When an income property loan gets into trouble, you need to take a few minutes and realistically assess the sources of funds for the deal and how they should be used.
Potential Sources of Funds
- Income from the property (NOI)
- The property itself, i.e., you foreclose upon or take a deed in lieu of foreclosure on your collateral
- The sponsor's outside resources (any cash or property the sponsor might contribute which is not your collateral)
Potential Uses for Funds
- Your debt (principal, interest)
- The property itself (operations, capital requirements)
- Your attorneys and third party foreclosure costs
- The sponsor's attorneys
- The sponsor's outside obligations (other properties, living expenses, etc.)
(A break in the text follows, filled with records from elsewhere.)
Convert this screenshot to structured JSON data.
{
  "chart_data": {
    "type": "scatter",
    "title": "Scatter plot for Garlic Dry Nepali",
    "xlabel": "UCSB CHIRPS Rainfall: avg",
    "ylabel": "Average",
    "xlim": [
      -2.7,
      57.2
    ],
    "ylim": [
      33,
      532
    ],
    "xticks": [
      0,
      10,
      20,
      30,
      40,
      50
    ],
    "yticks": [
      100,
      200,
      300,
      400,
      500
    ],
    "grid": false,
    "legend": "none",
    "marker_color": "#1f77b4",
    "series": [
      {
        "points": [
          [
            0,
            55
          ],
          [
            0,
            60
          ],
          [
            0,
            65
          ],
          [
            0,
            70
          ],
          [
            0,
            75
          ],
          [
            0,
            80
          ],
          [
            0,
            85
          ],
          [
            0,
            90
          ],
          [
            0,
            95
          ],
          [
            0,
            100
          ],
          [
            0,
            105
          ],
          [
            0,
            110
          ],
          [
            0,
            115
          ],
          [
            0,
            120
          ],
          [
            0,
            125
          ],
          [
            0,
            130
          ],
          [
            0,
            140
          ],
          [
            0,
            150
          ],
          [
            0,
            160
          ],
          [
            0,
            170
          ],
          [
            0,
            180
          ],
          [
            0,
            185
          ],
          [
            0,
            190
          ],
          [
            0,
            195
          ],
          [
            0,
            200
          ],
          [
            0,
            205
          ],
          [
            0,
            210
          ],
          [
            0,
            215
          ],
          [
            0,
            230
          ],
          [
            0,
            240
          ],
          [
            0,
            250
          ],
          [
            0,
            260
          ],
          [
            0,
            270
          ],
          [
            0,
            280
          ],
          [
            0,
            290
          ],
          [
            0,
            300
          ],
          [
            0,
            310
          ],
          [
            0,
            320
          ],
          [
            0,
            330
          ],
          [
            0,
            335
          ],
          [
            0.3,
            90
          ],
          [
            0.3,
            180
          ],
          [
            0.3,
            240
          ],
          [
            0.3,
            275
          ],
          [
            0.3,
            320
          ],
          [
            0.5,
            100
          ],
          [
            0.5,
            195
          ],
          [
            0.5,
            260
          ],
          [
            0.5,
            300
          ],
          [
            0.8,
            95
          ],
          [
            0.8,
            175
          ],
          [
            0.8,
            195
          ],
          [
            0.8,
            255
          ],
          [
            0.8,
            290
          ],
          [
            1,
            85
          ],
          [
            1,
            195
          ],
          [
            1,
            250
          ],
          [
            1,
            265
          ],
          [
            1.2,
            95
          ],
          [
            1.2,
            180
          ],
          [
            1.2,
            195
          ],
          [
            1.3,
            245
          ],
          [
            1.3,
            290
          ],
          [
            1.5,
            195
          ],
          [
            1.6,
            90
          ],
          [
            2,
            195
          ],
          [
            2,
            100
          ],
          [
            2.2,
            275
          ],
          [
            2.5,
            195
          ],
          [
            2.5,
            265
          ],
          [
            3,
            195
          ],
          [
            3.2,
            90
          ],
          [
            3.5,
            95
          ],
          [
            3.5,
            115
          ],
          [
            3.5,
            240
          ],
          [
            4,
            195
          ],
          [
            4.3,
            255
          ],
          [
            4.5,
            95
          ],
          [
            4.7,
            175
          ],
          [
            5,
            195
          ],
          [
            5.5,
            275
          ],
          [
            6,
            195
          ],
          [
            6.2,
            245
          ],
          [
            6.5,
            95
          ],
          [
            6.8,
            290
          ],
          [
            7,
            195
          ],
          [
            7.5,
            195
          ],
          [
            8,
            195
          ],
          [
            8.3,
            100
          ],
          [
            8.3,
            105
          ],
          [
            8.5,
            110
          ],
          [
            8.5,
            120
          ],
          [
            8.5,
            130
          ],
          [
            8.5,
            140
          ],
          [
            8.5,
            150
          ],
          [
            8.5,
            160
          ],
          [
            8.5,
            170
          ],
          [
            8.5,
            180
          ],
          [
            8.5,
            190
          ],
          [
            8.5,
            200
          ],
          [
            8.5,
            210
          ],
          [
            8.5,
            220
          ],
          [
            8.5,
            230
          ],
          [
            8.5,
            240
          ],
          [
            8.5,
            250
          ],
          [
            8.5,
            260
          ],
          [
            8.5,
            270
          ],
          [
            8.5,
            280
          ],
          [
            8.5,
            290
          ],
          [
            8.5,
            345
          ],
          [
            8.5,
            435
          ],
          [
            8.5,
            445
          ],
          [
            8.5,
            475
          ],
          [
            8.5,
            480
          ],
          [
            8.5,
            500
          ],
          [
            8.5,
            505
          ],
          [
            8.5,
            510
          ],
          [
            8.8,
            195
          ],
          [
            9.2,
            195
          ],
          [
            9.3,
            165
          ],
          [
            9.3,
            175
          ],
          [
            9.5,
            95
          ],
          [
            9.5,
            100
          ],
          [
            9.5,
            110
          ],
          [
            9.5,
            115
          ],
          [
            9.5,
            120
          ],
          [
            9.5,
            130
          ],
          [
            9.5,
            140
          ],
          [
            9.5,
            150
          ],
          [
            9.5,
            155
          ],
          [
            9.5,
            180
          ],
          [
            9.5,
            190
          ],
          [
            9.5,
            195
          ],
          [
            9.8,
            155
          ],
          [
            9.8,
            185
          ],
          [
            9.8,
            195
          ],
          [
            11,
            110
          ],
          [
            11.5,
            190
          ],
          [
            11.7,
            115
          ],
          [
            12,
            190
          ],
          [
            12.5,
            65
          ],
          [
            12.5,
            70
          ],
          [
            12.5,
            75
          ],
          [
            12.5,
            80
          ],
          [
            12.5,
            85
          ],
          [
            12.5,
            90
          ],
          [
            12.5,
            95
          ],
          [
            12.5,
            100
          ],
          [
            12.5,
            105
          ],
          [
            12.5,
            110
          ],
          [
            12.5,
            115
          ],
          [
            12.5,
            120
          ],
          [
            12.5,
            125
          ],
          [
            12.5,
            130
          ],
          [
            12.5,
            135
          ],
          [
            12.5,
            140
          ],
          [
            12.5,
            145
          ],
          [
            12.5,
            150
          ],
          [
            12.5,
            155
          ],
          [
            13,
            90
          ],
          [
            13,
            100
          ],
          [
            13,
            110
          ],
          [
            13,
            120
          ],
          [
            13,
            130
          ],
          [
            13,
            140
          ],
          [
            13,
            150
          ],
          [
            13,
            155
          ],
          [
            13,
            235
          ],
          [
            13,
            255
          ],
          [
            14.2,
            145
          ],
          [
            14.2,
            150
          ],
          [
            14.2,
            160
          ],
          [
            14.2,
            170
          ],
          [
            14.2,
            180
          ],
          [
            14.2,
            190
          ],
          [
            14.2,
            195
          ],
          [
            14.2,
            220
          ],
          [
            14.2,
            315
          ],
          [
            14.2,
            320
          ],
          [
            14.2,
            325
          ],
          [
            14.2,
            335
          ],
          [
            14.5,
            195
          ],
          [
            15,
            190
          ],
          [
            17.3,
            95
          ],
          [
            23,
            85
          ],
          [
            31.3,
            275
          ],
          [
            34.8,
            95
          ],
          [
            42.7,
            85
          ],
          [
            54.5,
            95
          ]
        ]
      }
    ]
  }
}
Eventually I will discuss each source and use in more detail, but for now here are the two most common mistakes lenders make:
Starving the Collateral. If the sponsor is asking for a workout, the property has probably been on the slippery slope to default for some time. If you end up taking back the collateral, your recovery is going to be even worse if the property continues spiraling down. Spending pennies on the property during the workout period will save dollars in the end.
Over Reliance on Attorneys. Lenders tend to forget that money spent on attorneys does not get spent paying their debt and/or stabilizing their collateral. To the extent you minimize legal involvement, there is more money available for you. This is not to say attorneys shouldn’t have a role – they do. You need the attentive participation of an experienced attorney when:
- You are an inexperienced workout person and you do not have full access to someone who is (e.g., a supervisor). In my opinion if you have not been directly involved in 50+ workouts you are not experienced. Pick your own number, but be aware people are generally overconfident of their own abilities.
- You are absolutely certain you will recover every nickel of what you're owed plus costs. In this circumstance, it doesn't matter how much you spend, so litigate away. If you think this guideline fits your case you are almost certainly not experienced and should be hiring an attorney anyway.
- You are too busy to focus on the deal; go ahead and outsource at $200 an hour if your organization is too stupid to staff its workout group adequately.
- You work for an organization where you need to cover your ass. Even successful workouts tend to disappoint, and losses if a foreclosure or bankruptcy ensue almost always grow over time. No matter how experienced you are or how well you handle a situation, in some organizations it will not be good enough. If you work in such a place, you need an attorney participating in the deal to function as a lightening rod.
- You have a realistic chance of extracting more outside resources from the sponsor if you litigate. Like certainty of collection, inexperienced people tend to think this is true more often than experienced workout people do.
- Without litigation (a receiver, etc.) your sponsor is going to divert property income, waste the collateral, etc. Most lenders assume this will happen and are too quick to pull the trigger. If your sponsor believes he or she is the best person to run the property and that the deal can be saved, a receivership action is a direct route to a bankruptcy filing. That might be inevitable – in fact, if you think the sponsor is unfit to run the property you might as well get it over with. But, if you have time to monitor your deal and a cooperative, competent sponsor you are better off holding off on the receiver.
- It’s time to document the agreement you've worked out. No matter how good you are, it's never a good idea to enter into an agreement without review by experienced counsel.